BEG, I've been seeing alot of your posts lately, agree with everything of yours that I've read and feel both inspired by and envious of your serenity and acceptance of your situation.  You seem to know just what to say, regardless of the topic.  I'm a few years older than you, but going by how you sound, I'd guess your ostomy age is older than my 2 1/2 years.  You're one of the people on this site I want to be as my ostomy grows up if I don't get a reversal and don't lose my sanity.  Thank you for your words and your wisdom.
Posted: Mon Sep 19, 2011 10:38 am
                                 
Browneyedgirl wrote:
"That's the way there Welshman,  OUTSTANDING !!!" I couldn't be happier for you. I can honestly say that I have never loved nor been loved more than now. Just further proof that you never give up. BE be the kind of person that you want to be with, and it's amazing how things can change.....

BEG
Thanks Browneyedgirl.Never give up.Its onward and upward,to infinity and beyond for me and you.
Posted: Mon Sep 19, 2011 11:29 am
Not going to offer words of wisdom, or tell you what to do or how you should deal and or feel about your self esteem.  Just simply going to say....I can relate.   Sometimes just knowing someone else can relate is enough.

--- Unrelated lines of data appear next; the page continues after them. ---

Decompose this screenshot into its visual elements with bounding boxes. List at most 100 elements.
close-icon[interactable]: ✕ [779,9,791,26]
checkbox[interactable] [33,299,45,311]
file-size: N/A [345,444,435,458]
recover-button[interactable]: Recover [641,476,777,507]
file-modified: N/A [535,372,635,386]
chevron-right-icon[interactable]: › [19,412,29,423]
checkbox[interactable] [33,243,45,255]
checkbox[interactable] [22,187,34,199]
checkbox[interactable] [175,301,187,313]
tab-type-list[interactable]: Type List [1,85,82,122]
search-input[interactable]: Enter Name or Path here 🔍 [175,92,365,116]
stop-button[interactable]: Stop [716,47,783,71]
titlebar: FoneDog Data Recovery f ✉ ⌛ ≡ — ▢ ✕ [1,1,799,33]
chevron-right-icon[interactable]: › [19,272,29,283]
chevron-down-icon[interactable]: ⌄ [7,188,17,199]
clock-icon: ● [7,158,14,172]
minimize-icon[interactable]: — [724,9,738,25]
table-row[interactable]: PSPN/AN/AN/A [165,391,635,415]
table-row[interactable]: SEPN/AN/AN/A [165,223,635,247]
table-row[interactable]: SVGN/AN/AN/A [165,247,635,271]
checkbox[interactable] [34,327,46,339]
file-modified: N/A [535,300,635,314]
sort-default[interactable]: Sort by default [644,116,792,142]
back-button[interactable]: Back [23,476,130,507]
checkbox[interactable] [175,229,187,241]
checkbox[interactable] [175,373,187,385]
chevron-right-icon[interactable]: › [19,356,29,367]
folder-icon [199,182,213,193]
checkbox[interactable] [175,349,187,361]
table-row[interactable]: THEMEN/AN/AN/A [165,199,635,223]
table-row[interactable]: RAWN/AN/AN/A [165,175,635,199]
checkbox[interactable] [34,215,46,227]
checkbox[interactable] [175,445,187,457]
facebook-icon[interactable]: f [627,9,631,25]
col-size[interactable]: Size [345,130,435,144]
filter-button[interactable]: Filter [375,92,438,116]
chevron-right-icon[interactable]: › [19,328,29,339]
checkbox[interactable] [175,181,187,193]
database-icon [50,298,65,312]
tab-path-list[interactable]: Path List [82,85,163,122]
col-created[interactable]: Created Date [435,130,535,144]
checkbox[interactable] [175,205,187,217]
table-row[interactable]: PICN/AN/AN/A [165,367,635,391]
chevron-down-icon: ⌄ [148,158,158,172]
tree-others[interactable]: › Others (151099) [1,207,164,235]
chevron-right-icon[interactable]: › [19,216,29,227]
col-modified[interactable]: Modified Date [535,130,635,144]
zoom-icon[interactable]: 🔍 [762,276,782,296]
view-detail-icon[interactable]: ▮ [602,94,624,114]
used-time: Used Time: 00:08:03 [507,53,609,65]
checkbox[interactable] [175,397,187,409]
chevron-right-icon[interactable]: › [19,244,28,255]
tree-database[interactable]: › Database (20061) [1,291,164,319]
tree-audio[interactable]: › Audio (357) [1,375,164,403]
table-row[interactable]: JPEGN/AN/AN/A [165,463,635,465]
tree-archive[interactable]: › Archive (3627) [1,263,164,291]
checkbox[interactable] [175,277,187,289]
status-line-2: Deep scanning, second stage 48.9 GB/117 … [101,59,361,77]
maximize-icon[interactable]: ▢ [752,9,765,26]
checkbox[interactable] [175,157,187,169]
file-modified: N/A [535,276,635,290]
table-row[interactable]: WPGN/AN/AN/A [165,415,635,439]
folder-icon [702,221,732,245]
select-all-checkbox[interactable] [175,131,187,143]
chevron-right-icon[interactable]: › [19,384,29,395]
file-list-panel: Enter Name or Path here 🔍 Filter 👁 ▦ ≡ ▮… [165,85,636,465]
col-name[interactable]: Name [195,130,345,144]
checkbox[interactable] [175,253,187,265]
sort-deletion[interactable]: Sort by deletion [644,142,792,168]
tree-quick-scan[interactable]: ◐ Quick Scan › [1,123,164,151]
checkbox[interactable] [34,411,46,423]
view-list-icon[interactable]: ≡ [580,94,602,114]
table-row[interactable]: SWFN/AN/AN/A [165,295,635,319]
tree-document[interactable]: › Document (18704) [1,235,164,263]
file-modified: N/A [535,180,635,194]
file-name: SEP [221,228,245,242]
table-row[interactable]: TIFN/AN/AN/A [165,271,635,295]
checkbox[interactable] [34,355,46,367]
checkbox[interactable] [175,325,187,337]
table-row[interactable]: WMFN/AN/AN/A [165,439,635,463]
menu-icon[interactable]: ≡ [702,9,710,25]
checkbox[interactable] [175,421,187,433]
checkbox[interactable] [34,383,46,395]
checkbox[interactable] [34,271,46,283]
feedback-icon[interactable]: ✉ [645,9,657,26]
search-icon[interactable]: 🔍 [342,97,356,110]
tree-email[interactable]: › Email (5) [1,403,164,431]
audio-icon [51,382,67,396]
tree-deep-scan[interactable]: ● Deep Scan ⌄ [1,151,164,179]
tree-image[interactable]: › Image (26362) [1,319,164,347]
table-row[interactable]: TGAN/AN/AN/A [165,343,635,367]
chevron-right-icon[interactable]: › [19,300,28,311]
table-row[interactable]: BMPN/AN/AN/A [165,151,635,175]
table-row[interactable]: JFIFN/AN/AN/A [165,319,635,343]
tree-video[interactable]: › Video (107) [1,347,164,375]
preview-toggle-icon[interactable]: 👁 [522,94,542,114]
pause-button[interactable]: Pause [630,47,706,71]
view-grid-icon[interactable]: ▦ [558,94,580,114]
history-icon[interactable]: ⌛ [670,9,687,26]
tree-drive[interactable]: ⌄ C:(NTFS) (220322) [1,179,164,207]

Posted: Mon Sep 19, 2011 10:29 pm
Um anyone notice death didnt reply i sure wouldnt date somone who wants to smash eveything up ... And yes i can relate too ..... If he stayed he might of met a lady friend in here DUHHHHH   Like yeah i jumped off a bridge just cause i could (bungee) rope in tow hahahah but thats not cause i had my ostomy life i thought was over coz i was turning 30 LOLOL
  Past Member
Posted: Mon Sep 19, 2011 11:00 pm
I for one, would like to know what happened to him.  However, he pulled the rest of us into a great discussion.  I hope he checks in again and tells us a few things.  I do wish him well.
Posted: Mon Sep 19, 2011 11:54 pm
My self will never look at others the same. The extra look at the lump in my side, the vertical scan as try to figure it out. Not easy to deal with so I work harder at accepting others and to see who they really are. We've all been on one end or the other of the spectrum. My focus is on generating good karma. Maybe it will come back to me- certainly can't hurt.